Most Mullerian ducts fusion anomalies are often symptomless with the vast majority being recognized during pregnancy or as a result of recurrent pregnancy loss. In this case, the patient carried her three pregnancies to full term without complications. She however had severe dysmenorrhoea outside of pregnancy because of failure of canalization of the second hemiuterus cervix.  The pain subsided each time non steroidal anti-inflammatory drugs were administered and so the diagnosis was missed for a long period.  Investigations for lower abdominal pain and failure to see the left kidney on ultrasound scan gave a suspicion of an ectopic pelvic kidney.

At laparotomy, a double uterus was seen, each hemiuteri had a single fallopian tube and ovary. Figs I & II. The left kidney was not located in the left lumbar region but in the midline of the true pelvis. She therefore had hysterectomy of the left hemiuterus (which was bulky and filled with menstrual effluent) since she was still desirous of fertility. She had normal postoperative recovery but could not do the intravenous urogram prescribed and was lost to follow up.

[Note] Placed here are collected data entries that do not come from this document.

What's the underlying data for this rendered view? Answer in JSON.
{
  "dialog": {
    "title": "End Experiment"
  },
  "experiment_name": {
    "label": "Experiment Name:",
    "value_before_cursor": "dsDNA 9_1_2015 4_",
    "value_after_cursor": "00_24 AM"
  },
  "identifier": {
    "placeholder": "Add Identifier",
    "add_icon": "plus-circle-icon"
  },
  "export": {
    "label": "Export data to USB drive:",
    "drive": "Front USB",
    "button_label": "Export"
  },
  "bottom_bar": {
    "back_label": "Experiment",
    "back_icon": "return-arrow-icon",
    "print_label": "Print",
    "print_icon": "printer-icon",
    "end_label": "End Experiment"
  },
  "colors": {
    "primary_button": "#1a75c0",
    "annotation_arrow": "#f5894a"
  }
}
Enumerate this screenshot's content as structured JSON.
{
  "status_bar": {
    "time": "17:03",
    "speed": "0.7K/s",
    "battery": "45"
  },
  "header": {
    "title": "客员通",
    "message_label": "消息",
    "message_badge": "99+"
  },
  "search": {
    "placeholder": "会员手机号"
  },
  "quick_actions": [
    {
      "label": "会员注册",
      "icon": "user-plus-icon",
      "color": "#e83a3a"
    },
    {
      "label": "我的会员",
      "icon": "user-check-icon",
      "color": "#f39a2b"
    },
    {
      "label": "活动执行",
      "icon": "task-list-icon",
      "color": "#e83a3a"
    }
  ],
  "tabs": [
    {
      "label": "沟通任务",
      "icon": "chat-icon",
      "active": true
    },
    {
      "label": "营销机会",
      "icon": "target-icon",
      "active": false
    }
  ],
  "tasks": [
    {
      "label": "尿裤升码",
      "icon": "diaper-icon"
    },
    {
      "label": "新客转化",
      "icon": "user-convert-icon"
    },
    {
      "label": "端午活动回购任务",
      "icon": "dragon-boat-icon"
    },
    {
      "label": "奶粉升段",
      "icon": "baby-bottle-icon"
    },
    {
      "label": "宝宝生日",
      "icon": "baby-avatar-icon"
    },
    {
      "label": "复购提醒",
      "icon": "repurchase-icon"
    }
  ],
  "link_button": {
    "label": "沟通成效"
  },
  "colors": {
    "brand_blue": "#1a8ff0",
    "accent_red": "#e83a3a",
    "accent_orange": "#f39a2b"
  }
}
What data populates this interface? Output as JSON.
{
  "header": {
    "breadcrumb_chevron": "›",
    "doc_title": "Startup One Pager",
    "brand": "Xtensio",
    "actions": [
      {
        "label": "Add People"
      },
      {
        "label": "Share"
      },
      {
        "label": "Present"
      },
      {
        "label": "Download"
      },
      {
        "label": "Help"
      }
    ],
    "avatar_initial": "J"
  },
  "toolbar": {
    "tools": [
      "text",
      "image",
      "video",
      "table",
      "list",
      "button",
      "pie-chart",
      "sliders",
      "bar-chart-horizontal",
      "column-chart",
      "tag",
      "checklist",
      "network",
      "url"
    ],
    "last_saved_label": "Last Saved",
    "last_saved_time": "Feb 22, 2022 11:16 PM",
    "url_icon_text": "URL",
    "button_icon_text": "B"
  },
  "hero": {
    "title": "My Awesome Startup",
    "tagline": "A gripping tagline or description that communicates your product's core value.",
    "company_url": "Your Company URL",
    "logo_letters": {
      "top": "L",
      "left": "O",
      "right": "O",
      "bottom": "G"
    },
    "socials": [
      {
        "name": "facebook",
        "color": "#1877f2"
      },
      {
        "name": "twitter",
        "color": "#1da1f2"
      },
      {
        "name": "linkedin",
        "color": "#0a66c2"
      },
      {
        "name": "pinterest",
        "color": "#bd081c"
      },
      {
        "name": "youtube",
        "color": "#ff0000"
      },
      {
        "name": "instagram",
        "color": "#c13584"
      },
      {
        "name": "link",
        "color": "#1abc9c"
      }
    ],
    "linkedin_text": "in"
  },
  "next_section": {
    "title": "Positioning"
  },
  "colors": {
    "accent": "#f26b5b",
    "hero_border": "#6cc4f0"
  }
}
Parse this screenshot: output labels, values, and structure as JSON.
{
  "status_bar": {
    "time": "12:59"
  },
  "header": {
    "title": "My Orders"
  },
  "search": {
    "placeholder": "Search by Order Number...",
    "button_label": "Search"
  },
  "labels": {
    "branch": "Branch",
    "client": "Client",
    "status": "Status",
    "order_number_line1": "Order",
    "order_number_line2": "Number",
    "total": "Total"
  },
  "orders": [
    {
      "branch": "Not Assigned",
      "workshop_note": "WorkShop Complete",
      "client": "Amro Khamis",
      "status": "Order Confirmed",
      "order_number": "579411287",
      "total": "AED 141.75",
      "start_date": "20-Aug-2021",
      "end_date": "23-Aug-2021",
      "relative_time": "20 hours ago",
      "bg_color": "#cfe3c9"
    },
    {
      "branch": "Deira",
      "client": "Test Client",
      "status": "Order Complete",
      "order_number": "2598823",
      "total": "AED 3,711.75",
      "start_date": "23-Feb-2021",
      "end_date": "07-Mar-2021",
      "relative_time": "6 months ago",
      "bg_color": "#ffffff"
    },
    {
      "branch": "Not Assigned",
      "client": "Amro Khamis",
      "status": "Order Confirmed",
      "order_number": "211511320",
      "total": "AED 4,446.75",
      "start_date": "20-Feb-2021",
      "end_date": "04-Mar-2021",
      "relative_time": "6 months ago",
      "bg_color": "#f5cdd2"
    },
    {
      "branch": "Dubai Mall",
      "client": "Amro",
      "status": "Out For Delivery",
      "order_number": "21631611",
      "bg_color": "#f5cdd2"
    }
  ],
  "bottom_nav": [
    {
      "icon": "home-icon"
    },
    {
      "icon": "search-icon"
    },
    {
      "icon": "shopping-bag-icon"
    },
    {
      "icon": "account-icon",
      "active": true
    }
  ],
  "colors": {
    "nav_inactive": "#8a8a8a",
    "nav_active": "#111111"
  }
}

The diagnosis of uterine anomalies can easily be made by a combination of Hysterosalpingography, laparoscopy and real time b-mode ultrasound[2, 6]. Although uterine anomalies occur in only 0.1-0.5% of females in general, the incidence is from 48-70% in women with congenital renal anomalies[2,4,5] Each case requires separate consideration, though many could be left untreated.
This case had hysterectomy of the left hemiuterus because of the severe abdominal pain consequent upon the accumulated menstrual effluent. Bicornuateor septate uterus causing recurrent abortions needs a plastic operation (metroplasty) [1,3,6,7,8]. It is possible that this patient could conceive and carry pregnancy to full term like the others despite the surgery[8].

We conclude from our finding, not to intervene on structural anomalies of the uterus if they remain asymptomatic, as reproductive functions can still be achieved as with this case.

REFERENCES

  1. Aboyeji AP, Seffah JD. Abnormalities of the female genital tract and     acquired gynetrasia in Comprehensive Gynecology in the tropics, Eds:     Kwawukume EY& Emuveyan EE.2006:250-257.
  2. Freid AM, Cliff M, Wilson EA. Uterine anomalies associated with     renal agenesis: Role of Gray scale ultrasonography. Am J Roentgenol     1978:131:973-975.
  3. Abiodun OA, Paul OB. Bicornuate unicollis uterus with left renal     agenesis. TJOG 2006:23(1):72-74.
  4. Bohlman ME, Ensol KE, Sanders RC. Sonographic findings in     adenomyosis of the uterus.AJR:1987:148:765-766.
  5. Wiersma AF, Peteron Lf, Justema EJ. Uterine anomalies associated     with unilateral renal agenesis. Obstet. Gynecol 1976:47:654-657.
  6. Chanrasekher C. Report of two cases of uterus didelphys and rare     ectopic (Cornual and Cervical) pregnancies. CIin Imaging. 2007:31(1):57-61.
  7. Dalkalitsis N, Korkontzelos I, Tsanadis G, Stefos T, Lolis D.     Unicornuate uterus and uterus didelphys indications and techniques     for surgical reconstruction: a review: 2003; 30(2-3):137-43.
  8. Tulandi T, Arronet GH, McInnes RA. Arcuate and bicornuate uterine anomalies and infertility. Fertil Steril.1980:34(4):362-4.